The Project Learning Garden program provides a context for multidisciplinary learning, ranging from nutrition and science to social studies, math, and language arts. It is also noted that students benefit by expanding their palates, taste-testing healthy foods, and learning about food origins; engaging in authentic science field investigations; manipulating the environment to understand math in real-life applications; recreating historical activities, and writing across all these disciplines. 
During the celebration of the Project Learning Garden, students harvested their crops to make a delicious salad for all to enjoy.
Ranger High-Tech Academy (RHTA) Studies the Environmental Effects on the City’s Infrastructure
Forty-six fourth grade students from RHTA made real-world connections on May 16th when teachers Ms. Detmar and Ms. Herbell along with the Assistant City Engineer, Christina Eavenson, took them on a field trip to observe some of the City’s infrastructure that is in need of repair or replacement, in large part due to the effects of the environment.  

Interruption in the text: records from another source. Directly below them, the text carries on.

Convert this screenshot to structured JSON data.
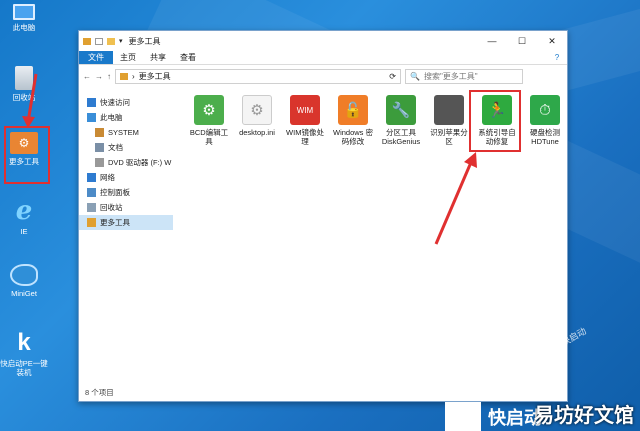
{
  "desktop": {
    "icons": [
      {
        "label": "此电脑",
        "icon": "pc-icon"
      },
      {
        "label": "回收站",
        "icon": "recycle-bin-icon"
      },
      {
        "label": "更多工具",
        "icon": "tools-folder-icon"
      },
      {
        "label": "IE",
        "icon": "ie-icon"
      },
      {
        "label": "MiniGet",
        "icon": "fish-icon"
      },
      {
        "label": "快启动PE一键装机",
        "icon": "k-logo-icon"
      }
    ],
    "side_text": "快启动",
    "corner_text": "快启动",
    "watermark": "易坊好文馆"
  },
  "window": {
    "title": "更多工具",
    "controls": {
      "minimize": "—",
      "maximize": "☐",
      "close": "✕"
    },
    "ribbon": {
      "file": "文件",
      "tabs": [
        "主页",
        "共享",
        "查看"
      ]
    },
    "address": {
      "path": "更多工具",
      "placeholder": "搜索\"更多工具\""
    },
    "nav": [
      {
        "label": "快速访问",
        "level": 1,
        "icon": "star-icon",
        "color": "#2e7bd0"
      },
      {
        "label": "此电脑",
        "level": 1,
        "icon": "pc-icon",
        "color": "#3a8ed8"
      },
      {
        "label": "SYSTEM",
        "level": 2,
        "icon": "user-icon",
        "color": "#c98a34"
      },
      {
        "label": "文档",
        "level": 2,
        "icon": "document-icon",
        "color": "#7a8fa6"
      },
      {
        "label": "DVD 驱动器 (F:) W",
        "level": 2,
        "icon": "disc-icon",
        "color": "#999999"
      },
      {
        "label": "网络",
        "level": 1,
        "icon": "network-icon",
        "color": "#2e7bd0"
      },
      {
        "label": "控制面板",
        "level": 1,
        "icon": "control-panel-icon",
        "color": "#4d8bc7"
      },
      {
        "label": "回收站",
        "level": 1,
        "icon": "recycle-bin-icon",
        "color": "#8aa0b5"
      },
      {
        "label": "更多工具",
        "level": 1,
        "icon": "folder-icon",
        "color": "#e0a030",
        "selected": true
      }
    ],
    "files": [
      {
        "label": "BCD编辑工具",
        "icon": "gear-icon",
        "color": "#4cae4c",
        "glyph": "⚙"
      },
      {
        "label": "desktop.ini",
        "icon": "ini-file-icon",
        "color": "#f4f4f4",
        "glyph": "⚙"
      },
      {
        "label": "WIM镜像处理",
        "icon": "wim-icon",
        "color": "#d9352c",
        "glyph": "WIM"
      },
      {
        "label": "Windows 密码修改",
        "icon": "lock-icon",
        "color": "#f07d28",
        "glyph": "🔓"
      },
      {
        "label": "分区工具 DiskGenius",
        "icon": "wrench-icon",
        "color": "#3c9c3c",
        "glyph": "🔧"
      },
      {
        "label": "识别苹果分区",
        "icon": "apple-icon",
        "color": "#555555",
        "glyph": ""
      },
      {
        "label": "系统引导自动修复",
        "icon": "exit-run-icon",
        "color": "#2eaa3f",
        "glyph": "🏃"
      },
      {
        "label": "硬盘检测 HDTune",
        "icon": "clock-check-icon",
        "color": "#2ea84a",
        "glyph": "⏱"
      }
    ],
    "status": "8 个项目"
  },
  "colors": {
    "accent": "#1979ca",
    "highlight": "#e03030",
    "desktop": "#1f84d4"
  }
}
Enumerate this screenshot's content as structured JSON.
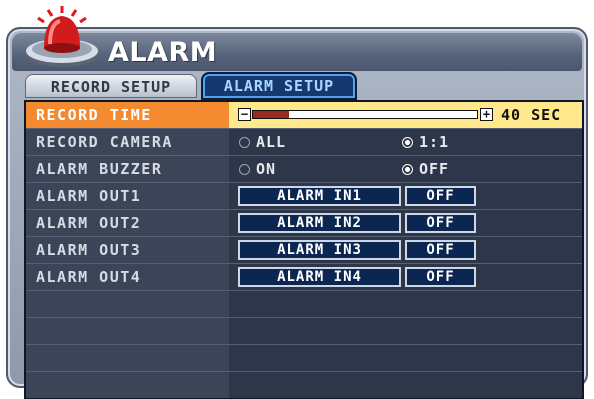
{
  "window": {
    "title": "ALARM"
  },
  "tabs": [
    {
      "label": "RECORD SETUP",
      "active": false
    },
    {
      "label": "ALARM SETUP",
      "active": true
    }
  ],
  "record_time": {
    "label": "RECORD TIME",
    "minus": "⊟",
    "plus": "⊞",
    "value_text": "40 SEC",
    "fill_fraction": 0.16
  },
  "record_camera": {
    "label": "RECORD CAMERA",
    "options": [
      {
        "label": "ALL",
        "selected": false
      },
      {
        "label": "1:1",
        "selected": true
      }
    ]
  },
  "alarm_buzzer": {
    "label": "ALARM BUZZER",
    "options": [
      {
        "label": "ON",
        "selected": false
      },
      {
        "label": "OFF",
        "selected": true
      }
    ]
  },
  "alarm_outs": [
    {
      "label": "ALARM OUT1",
      "input": "ALARM IN1",
      "state": "OFF"
    },
    {
      "label": "ALARM OUT2",
      "input": "ALARM IN2",
      "state": "OFF"
    },
    {
      "label": "ALARM OUT3",
      "input": "ALARM IN3",
      "state": "OFF"
    },
    {
      "label": "ALARM OUT4",
      "input": "ALARM IN4",
      "state": "OFF"
    }
  ],
  "icon": "siren-icon",
  "colors": {
    "selected_label": "#f38a30",
    "selected_value": "#ffe98c",
    "active_tab": "#16386f",
    "panel": "#2e3649"
  }
}
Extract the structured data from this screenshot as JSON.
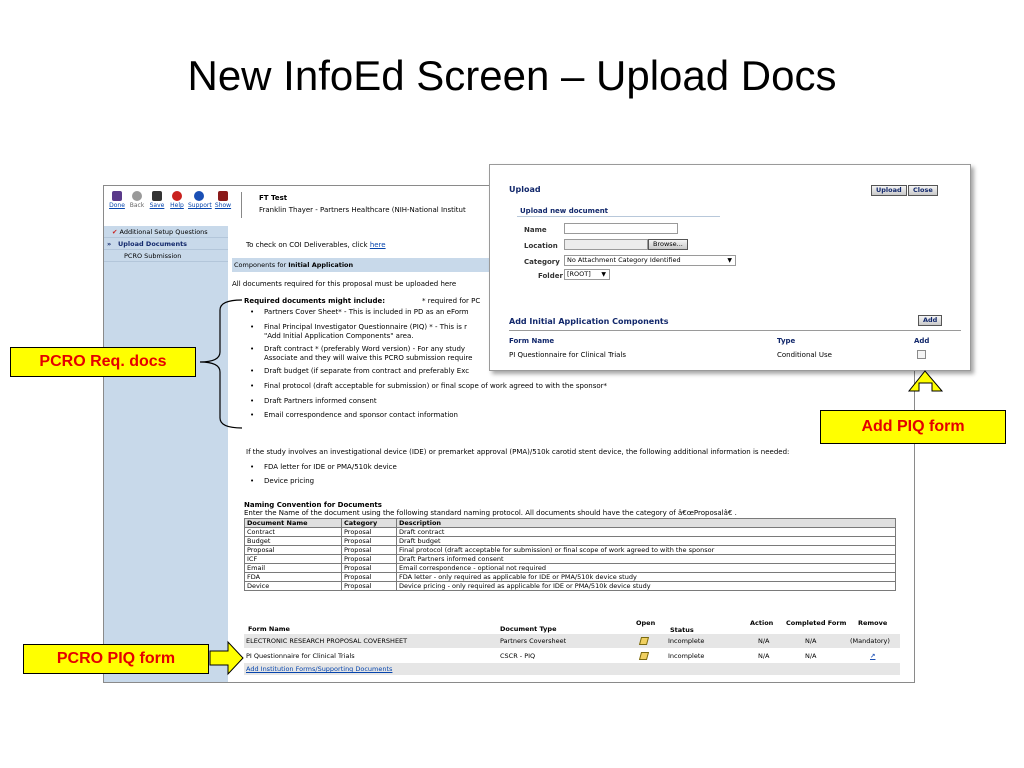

The students observed examples of weathering and erosion from stormwater runoff, snow and ice, and wind on an asphalt street (Adele Street), a concrete street (Main Avenue), and a 100-year old stone arch bridge (Center Ridge Road Bridge over Chappell Creek); all of which are scheduled to be replaced by next year.  
Ms. Eavenson also discussed the effects of new site development on the City’s waterways. They reviewed how development can cause an increase in volume and velocity of the stormwater runoff which could cause a flooding problem.  In order to make provisions for this, the City requires stormwater management systems like retention basins.  The students also stopped at the recently constructed Academic Center to observe the new water quality and retention basins that were installed to control and filter the site’s stormwater runoff before it proceeds to Robinson Ditch. 
Academic Center Third Grade Field Trip to City Hall
Over 320 third grade students embarked on City Hall May 17th to augment their social studies and government curriculum. Seven stations, encompassing nine city departments, were involved in the rotation schedule allowing 20 minutes with each group of students. When it was all said and done, all 320 students experienced each station and walked away with a better understanding of how city government works.

It was a great day for not only the students but for staff and employees alike! And, the Ranger Strong banner that was presented to us during their visit is now hanging proudly at City Hall.